O choque entre a largueza do formato e a miudeza íntima do assunto é apenas um de vários choques que o filme convoca. A saber: a forma como a imagem se compõe – sempre na vertigem da desmontagem – qual puzzle onde é impossível reconhecer as costuras das peças. Dessas estranhas e improváveis composições surgem imagens, cenas e sequências que afirmam o poder da fantasia infantil (que a manipulação digital permite, na sua candura mas também na sua violência) e a forma como esta se vai desvanecendo, descaindo, tornando-se abstracta (o momento do loop na piscina é tão surpreendente quando maravilhoso). A juntar a isto há também uma qualidade musical que nos faz saltitar de plano em plano, numa constante descoberta de soluções e rimas internas – uma complexidade, em abismo, que partilha (pelo menos aí) ligações com As Rosas Brancas (2014), o anterior filme do realizador, e com o seu simbolismo lírico-implosivo. Cidade Pequena é um objecto raro, pela estética que convoca, pelo panorama do cinema nacional (onde dificilmente se insere) e na própria obra do realizador. Mas é exactamente na margem (ou à margem) que o filme parece sentir-se melhor.
Estas três curtas destes três jovens realizadores são simultaneamente o sinal do que está para vir e a consagração do que já chegou.
Já o filme de Marta Mateus, Farpões Baldios, insere-se muito bem no panorama nacional, em particular na aproximação ao cinema de Pedro Costa. Isto é, não o faz tanto pela escuridão onírica que o realizador compõe até ao limite, mas exactamente pela claridade que olha o mundo e encontra nele a evidência das coisas e dos seus significados. Posto doutro modo, Mateus aproxima-se de Costa não pelo lado de Jacques Tourneur (o seu classicismo), mas pelo lado de Straub-Huillet (o seu vanguardismo). No entanto, Farpões Baldios é um filme em conflito consigo mesmo.
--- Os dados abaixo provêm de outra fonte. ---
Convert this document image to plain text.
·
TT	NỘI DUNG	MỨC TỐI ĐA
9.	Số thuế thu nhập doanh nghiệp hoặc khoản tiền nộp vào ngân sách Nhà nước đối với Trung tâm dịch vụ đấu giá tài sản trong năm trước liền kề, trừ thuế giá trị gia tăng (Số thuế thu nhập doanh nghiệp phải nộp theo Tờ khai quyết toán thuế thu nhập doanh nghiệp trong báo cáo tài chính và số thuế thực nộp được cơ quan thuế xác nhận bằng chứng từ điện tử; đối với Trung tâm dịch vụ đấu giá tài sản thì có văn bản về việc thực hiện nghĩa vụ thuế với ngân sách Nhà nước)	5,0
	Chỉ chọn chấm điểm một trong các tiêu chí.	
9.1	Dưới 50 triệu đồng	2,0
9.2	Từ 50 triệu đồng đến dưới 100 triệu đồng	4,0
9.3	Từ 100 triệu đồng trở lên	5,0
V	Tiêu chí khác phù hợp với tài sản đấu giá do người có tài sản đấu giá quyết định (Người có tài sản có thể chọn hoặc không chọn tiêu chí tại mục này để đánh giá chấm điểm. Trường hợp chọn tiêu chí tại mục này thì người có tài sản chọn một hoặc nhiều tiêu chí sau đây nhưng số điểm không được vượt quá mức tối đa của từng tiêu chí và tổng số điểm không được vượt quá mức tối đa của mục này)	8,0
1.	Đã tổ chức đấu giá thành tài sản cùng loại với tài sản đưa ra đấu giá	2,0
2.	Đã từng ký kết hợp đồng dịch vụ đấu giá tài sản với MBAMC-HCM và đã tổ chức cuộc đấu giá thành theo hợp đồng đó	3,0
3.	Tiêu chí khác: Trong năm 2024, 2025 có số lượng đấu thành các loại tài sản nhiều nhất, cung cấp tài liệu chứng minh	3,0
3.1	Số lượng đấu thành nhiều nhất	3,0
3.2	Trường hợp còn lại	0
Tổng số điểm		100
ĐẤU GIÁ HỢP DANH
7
De uma banda, a vontade de apurar cada plano a uma unidade auto-suficiente (imagens que parecem já destituídas de uma vida concreta, parecem já apenas signos de gestos, apuramentos formais extremos do real que o destituem da sua concretude), depois um desejo narrativo que componha o todo do filme (e que retrate as gentes do Alentejo, os seus modos de vida, as suas tradições em desaparecimento – sempre em modo épico “encostado” de ver e de mostrar). O resultado é uma fragmentação que fica a meio caminho nas intenções iconófilas do primeiro propósito, e também a meio caminho nas suas pretensões narrativas. É a necessidade de existir além da série de bonitos quadros, bonitos rostos, bonitas paisagens, bonitas mãos e bonitos ditados populares que tem, paradoxalmente, o efeito de tornar postiço o que se queria real (não sendo Mateus capaz da sublimação dos signos como a faz Straub-Hulliet, isto é, encontrar na máxima encenação as reminiscências do mundo). O filme é, portanto, um objecto no qual se sente simultaneamente uma dedicação à comunidade que se filma (cada um lê o seu nome nos créditos finais) e um desinteresse por ela (reduzidos a estampas, naturezas-mortas). E isso, parece-me, é exactamente o oposto do desejado.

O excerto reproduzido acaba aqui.